Sure, there are lots of funny and sometimes incomprehensible "Chinglish" signs where I can't figure out how the person writing it could possibly have constructed such sentences, for example:
But, there are a bunch of common mistakes I see my colleagues and others make that demonstrate how whimsical and arbitrary English can be. One big class of mistake is correctly deciding when to add an "s" to the end of a word. I see sentences like "We need to hire more talents" or "We collected a lot of feedbacks." It's very difficult to explain to someone why a person can have a lot of talents, but a team looking for people hires talent. It's similarly difficult to explain why you can't have two feedbacks. Of course, there's no good rule for determining a priori whether a word is an enumerable unit with singular and plural or a category/group word with no plural. It's even more confusing when the same word like talent can be used in both ways.
Even the China Daily got this wrong in today's paper.

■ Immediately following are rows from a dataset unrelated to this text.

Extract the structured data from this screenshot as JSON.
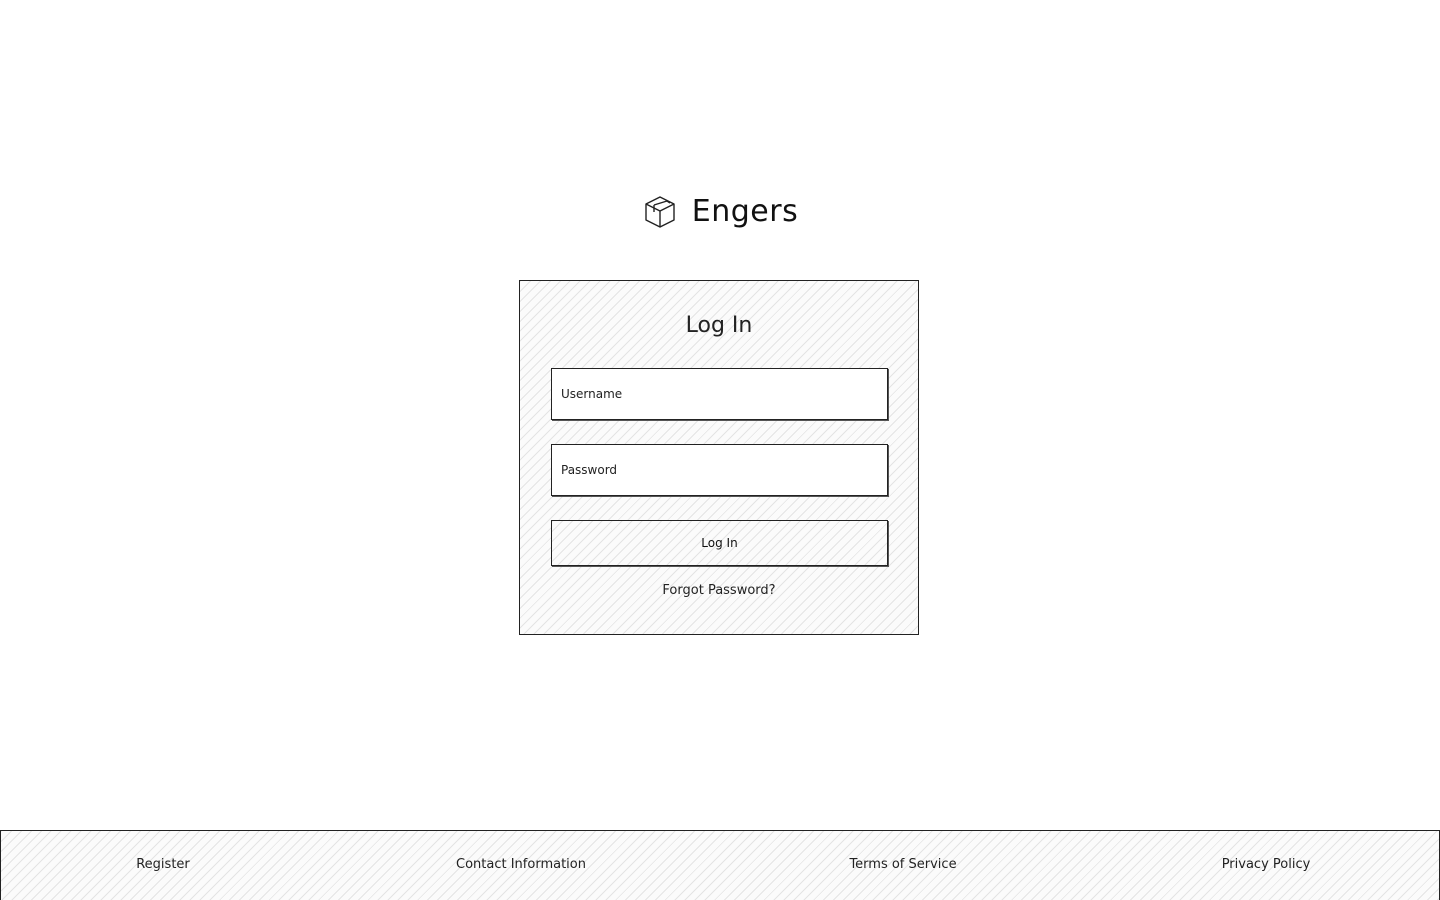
{
  "brand": {
    "name": "Engers",
    "icon": "cube-icon"
  },
  "login": {
    "title": "Log In",
    "username_placeholder": "Username",
    "password_placeholder": "Password",
    "submit_label": "Log In",
    "forgot_label": "Forgot Password?"
  },
  "footer": {
    "links": [
      {
        "label": "Register"
      },
      {
        "label": "Contact Information"
      },
      {
        "label": "Terms of Service"
      },
      {
        "label": "Privacy Policy"
      }
    ]
  },
  "colors": {
    "stroke": "#222222",
    "background": "#ffffff"
  }
}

So, my hats off to the billions of people around the world learning English and even more kudos to my colleagues and everyone else who actually do business or go to school using English as a second language. It's a hard language.
Kathleen Reply
Have you found a wikipedia (type of mushroom) on a menu yet? They are yummy!
Tony Reply
@Kathleen: Not yet, but I have heard of the near-mythical wikipedia mushroom and am on the hunt.